Аглая Антоновна никак не могла простить этих рифмованных колкостей. Один кишиневский знакомец Пушкина, навестивший чету Давыдовых в 1822 г. в Петербурге, заметил, что «жена Давыдова в это время не очень благоволила к Александру Сергеевичу, и ей, видимо, было неприятно, когда муж ее с большим участием о нем расспрашивал».

Адель Давыдова — старшая дочь Аглаи Антоновны — также не может быть совершенно пропущена в обзоре сердечных увлечений поэта. Декабрист И. Д. Якушкин, гостивший в Каменке в конце 1820 года и вынесший, кстати сказать, не особенно благоприятное впечатление из своего знакомства с Пушкиным, сохранил для нас следующую сценку: «У нее [Аглаи Давыдовой] была премиленькая дочь, девочка лет двенадцати. Пушкин вообразил себе, что он в нее влюблен, беспрестанно на нее заглядывался и, подходя к ней, шутил с ней очень неловко.

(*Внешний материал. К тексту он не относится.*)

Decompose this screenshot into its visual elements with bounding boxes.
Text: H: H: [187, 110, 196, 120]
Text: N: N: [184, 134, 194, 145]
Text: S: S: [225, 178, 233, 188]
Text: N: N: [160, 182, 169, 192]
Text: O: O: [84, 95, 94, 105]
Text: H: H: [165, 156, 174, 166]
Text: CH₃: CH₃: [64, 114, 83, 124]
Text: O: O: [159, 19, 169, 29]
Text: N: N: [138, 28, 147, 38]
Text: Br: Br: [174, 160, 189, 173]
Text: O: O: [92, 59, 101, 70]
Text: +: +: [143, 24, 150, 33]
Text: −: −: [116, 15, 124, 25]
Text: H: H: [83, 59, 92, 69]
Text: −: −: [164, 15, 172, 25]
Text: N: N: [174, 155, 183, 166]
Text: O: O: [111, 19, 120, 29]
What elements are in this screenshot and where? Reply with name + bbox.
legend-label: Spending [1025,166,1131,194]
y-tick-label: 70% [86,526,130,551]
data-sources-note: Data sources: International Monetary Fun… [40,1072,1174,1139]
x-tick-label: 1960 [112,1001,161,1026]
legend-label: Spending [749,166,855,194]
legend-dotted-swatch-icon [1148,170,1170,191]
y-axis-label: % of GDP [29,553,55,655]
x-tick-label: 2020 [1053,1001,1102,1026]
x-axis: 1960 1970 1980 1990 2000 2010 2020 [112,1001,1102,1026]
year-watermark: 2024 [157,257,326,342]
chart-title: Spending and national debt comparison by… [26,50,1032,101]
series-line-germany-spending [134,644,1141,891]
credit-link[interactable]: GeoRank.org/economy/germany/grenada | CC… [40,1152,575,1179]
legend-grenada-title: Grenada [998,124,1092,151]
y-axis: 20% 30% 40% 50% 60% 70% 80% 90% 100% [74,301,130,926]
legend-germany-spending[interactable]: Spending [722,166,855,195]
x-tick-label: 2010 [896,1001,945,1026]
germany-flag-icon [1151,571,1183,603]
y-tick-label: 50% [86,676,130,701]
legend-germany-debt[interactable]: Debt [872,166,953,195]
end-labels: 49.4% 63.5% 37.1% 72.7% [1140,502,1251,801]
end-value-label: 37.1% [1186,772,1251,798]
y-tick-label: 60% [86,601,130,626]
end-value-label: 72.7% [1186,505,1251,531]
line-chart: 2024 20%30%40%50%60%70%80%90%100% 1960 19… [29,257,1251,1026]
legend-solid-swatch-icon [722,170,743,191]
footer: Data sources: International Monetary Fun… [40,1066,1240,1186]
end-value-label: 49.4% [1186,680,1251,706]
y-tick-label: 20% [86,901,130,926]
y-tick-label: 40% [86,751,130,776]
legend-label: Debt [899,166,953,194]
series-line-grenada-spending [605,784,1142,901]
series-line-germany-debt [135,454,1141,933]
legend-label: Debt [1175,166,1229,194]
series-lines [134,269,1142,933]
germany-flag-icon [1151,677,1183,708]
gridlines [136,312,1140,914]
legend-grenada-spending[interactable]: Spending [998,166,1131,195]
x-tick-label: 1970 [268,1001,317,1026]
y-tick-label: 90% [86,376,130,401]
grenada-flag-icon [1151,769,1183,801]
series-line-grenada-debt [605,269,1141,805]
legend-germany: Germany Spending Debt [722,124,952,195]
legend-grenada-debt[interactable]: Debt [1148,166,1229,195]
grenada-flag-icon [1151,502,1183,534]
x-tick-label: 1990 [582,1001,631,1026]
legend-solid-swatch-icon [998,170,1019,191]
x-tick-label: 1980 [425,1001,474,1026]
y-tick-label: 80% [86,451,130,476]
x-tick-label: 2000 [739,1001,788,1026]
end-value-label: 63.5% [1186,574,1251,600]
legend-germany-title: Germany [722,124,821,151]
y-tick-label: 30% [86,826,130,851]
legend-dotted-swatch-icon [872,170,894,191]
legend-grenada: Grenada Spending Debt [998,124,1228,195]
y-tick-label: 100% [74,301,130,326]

Однажды за обедом он сидел возле меня и, раскрасневшись, смотрел так ужасно на хорошенькую девочку, что она, бедная, не знала, что делать, и готова была заплакать; мне же стало ее жалко, и я сказал Пушкину вполголоса: „Посмотрите, что вы делаете: вашими взглядами вы совершенно смутили бедное дитя“. — „Я хочу наказать кокетку, — ответил он, — прежде она со мною любезничала, а теперь прикидывается жестокой и не хочет взглянуть на меня“. С большим трудом удалось обратить все это в шутку и заставить его улыбнуться».

В честь Адели Давыдовой Пушкин написал стихи, где говорится:

Для наслажденья

Ты рождена.

Час упоенья

Лови, лови!

Младые лета

Отдай любви…

Но бедной девушке не пришлось воспользоваться этими советами. После смерти Александра Львовича Аглая Антоновна уехала с детьми за границу и здесь задумала вторично выйти замуж за французского генерала Себастиани.

По-видимому, Адель каким-то образом могла явиться препятствием к этому браку. Тогда ее обратили в католичество и постригли в монахини в обители урсулинок, где она и осталась до конца жизни.